2Hg+O2=2HgO

if 50.0 grams of mercury reacts with 50.0 grams of oxygen gas, how many grams of mercury(ii)oxide are produced?

This is a limiting reagent (LR) problem. I know that because amounts are given for BOTH reactants.

1. Convert grams Hg to mols. mols = grams/molar mass.

2. Do the same for g oxygen to mols.

3a. Using the coefficients in the balanced equation, convert mols Hg to mols HgO.
3b. Do the same to convert mols O2 to mols HgO
3c. It is likely that the two values from 3a and 3b will not agree which means one of them is wrong. The correct value in LR problems is ALWAYS the smaller value and the reagent producing that value is the LR.

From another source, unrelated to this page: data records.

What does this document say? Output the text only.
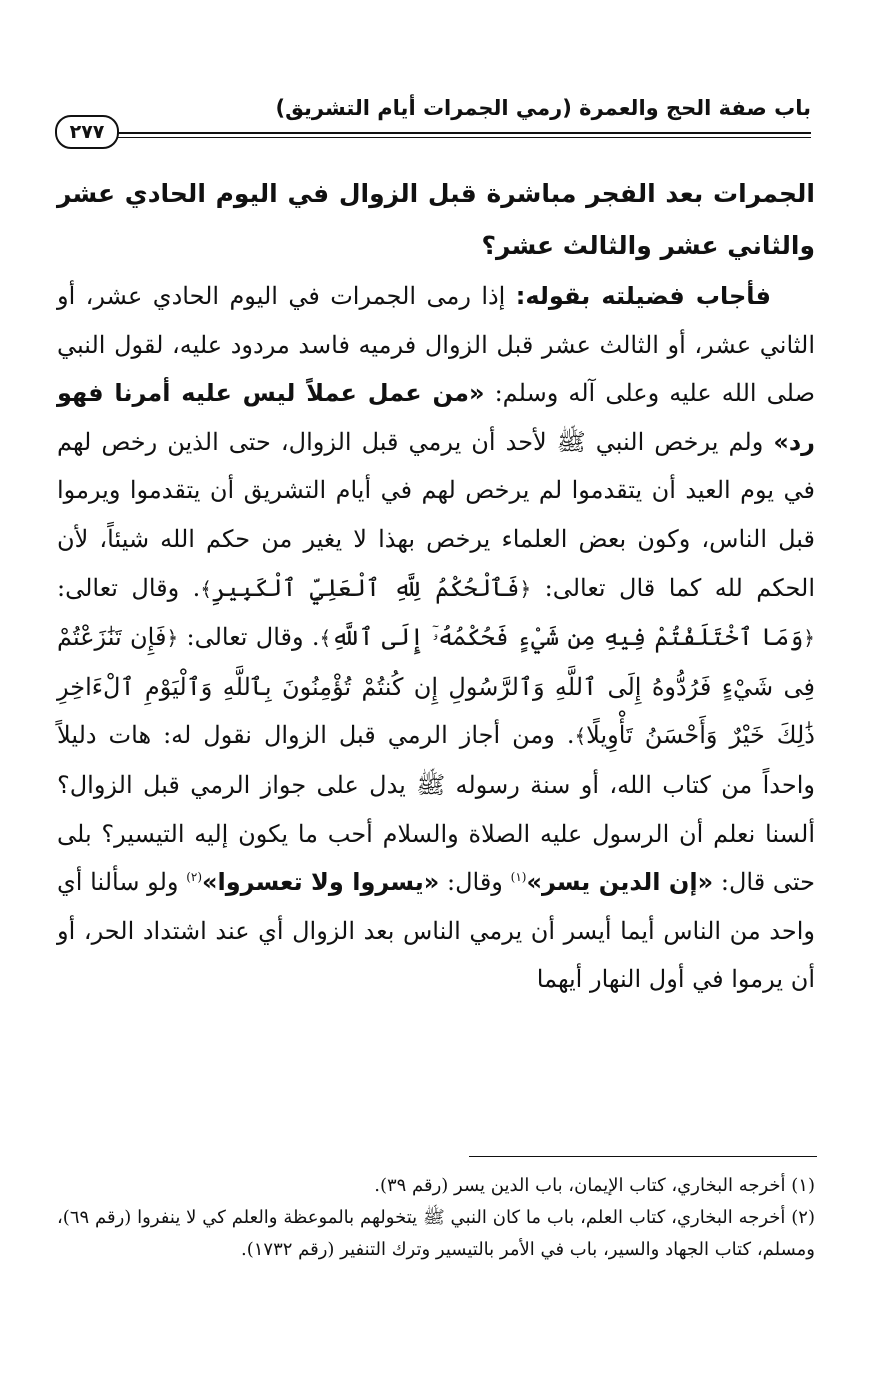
باب صفة الحج والعمرة (رمي الجمرات أيام التشريق)
٢٧٧

الجمرات بعد الفجر مباشرة قبل الزوال في اليوم الحادي عشر والثاني عشر والثالث عشر؟

فأجاب فضيلته بقوله: إذا رمى الجمرات في اليوم الحادي عشر، أو الثاني عشر، أو الثالث عشر قبل الزوال فرميه فاسد مردود عليه، لقول النبي صلى الله عليه وعلى آله وسلم: «من عمل عملاً ليس عليه أمرنا فهو رد» ولم يرخص النبي ﷺ لأحد أن يرمي قبل الزوال، حتى الذين رخص لهم في يوم العيد أن يتقدموا لم يرخص لهم في أيام التشريق أن يتقدموا ويرموا قبل الناس، وكون بعض العلماء يرخص بهذا لا يغير من حكم الله شيئاً، لأن الحكم لله كما قال تعالى: ﴿فَٱلْحُكْمُ لِلَّهِ ٱلْعَلِيِّ ٱلْكَبِيرِ﴾. وقال تعالى: ﴿وَمَا ٱخْتَلَفْتُمْ فِيهِ مِن شَيْءٍ فَحُكْمُهُۥٓ إِلَى ٱللَّهِ﴾. وقال تعالى: ﴿فَإِن تَنَٰزَعْتُمْ فِى شَيْءٍ فَرُدُّوهُ إِلَى ٱللَّهِ وَٱلرَّسُولِ إِن كُنتُمْ تُؤْمِنُونَ بِٱللَّهِ وَٱلْيَوْمِ ٱلْءَاخِرِ ذَٰلِكَ خَيْرٌ وَأَحْسَنُ تَأْوِيلًا﴾. ومن أجاز الرمي قبل الزوال نقول له: هات دليلاً واحداً من كتاب الله، أو سنة رسوله ﷺ يدل على جواز الرمي قبل الزوال؟ ألسنا نعلم أن الرسول عليه الصلاة والسلام أحب ما يكون إليه التيسير؟ بلى حتى قال: «إن الدين يسر»$^{(١)}$ وقال: «يسروا ولا تعسروا»$^{(٢)}$ ولو سألنا أي واحد من الناس أيما أيسر أن يرمي الناس بعد الزوال أي عند اشتداد الحر، أو أن يرموا في أول النهار أيهما

(١) أخرجه البخاري، كتاب الإيمان، باب الدين يسر (رقم ٣٩).

(٢) أخرجه البخاري، كتاب العلم، باب ما كان النبي ﷺ يتخولهم بالموعظة والعلم كي لا ينفروا (رقم ٦٩)، ومسلم، كتاب الجهاد والسير، باب في الأمر بالتيسير وترك التنفير (رقم ١٧٣٢).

4. Now use the smaller value mols HgO and convert to grams. g = mols x molar mass

NOTE: The correct way to show the name is mercury(II) oxide.(not ii)

To find out how many grams of mercury(II) oxide (HgO) are produced when 50.0 grams of mercury (Hg) reacts with 50.0 grams of oxygen gas (O2), we need to use the concept of stoichiometry. Stoichiometry allows us to determine the quantitative relationship between reactants and products in a chemical reaction.

1. Start by writing the balanced chemical equation:
2Hg + O2 → 2HgO

2. Find the molar masses of the substances involved:
- Molar mass of Hg = 200.59 g/mol
- Molar mass of O2 = 32.00 g/mol

3. Calculate the number of moles of each substance:
- Moles of Hg = mass / molar mass = 50.0 g / 200.59 g/mol = 0.2493 mol
- Moles of O2 = mass / molar mass = 50.0 g / 32.00 g/mol = 1.5625 mol

4. Determine the stoichiometric ratio between Hg and HgO. From the balanced equation, we see that 2 moles of Hg react to produce 2 moles of HgO.

5. Now we can calculate the number of moles of HgO produced:
- Moles of HgO = 2 * (moles of Hg) = 2 * 0.2493 mol = 0.4986 mol

6. Finally, calculate the mass of HgO produced using its molar mass:
- Mass of HgO = moles of HgO * molar mass of HgO = 0.4986 mol * 216.61 g/mol = 107.92 g

Therefore, when 50.0 grams of mercury reacts with 50.0 grams of oxygen gas, 107.92 grams of mercury(II) oxide are produced.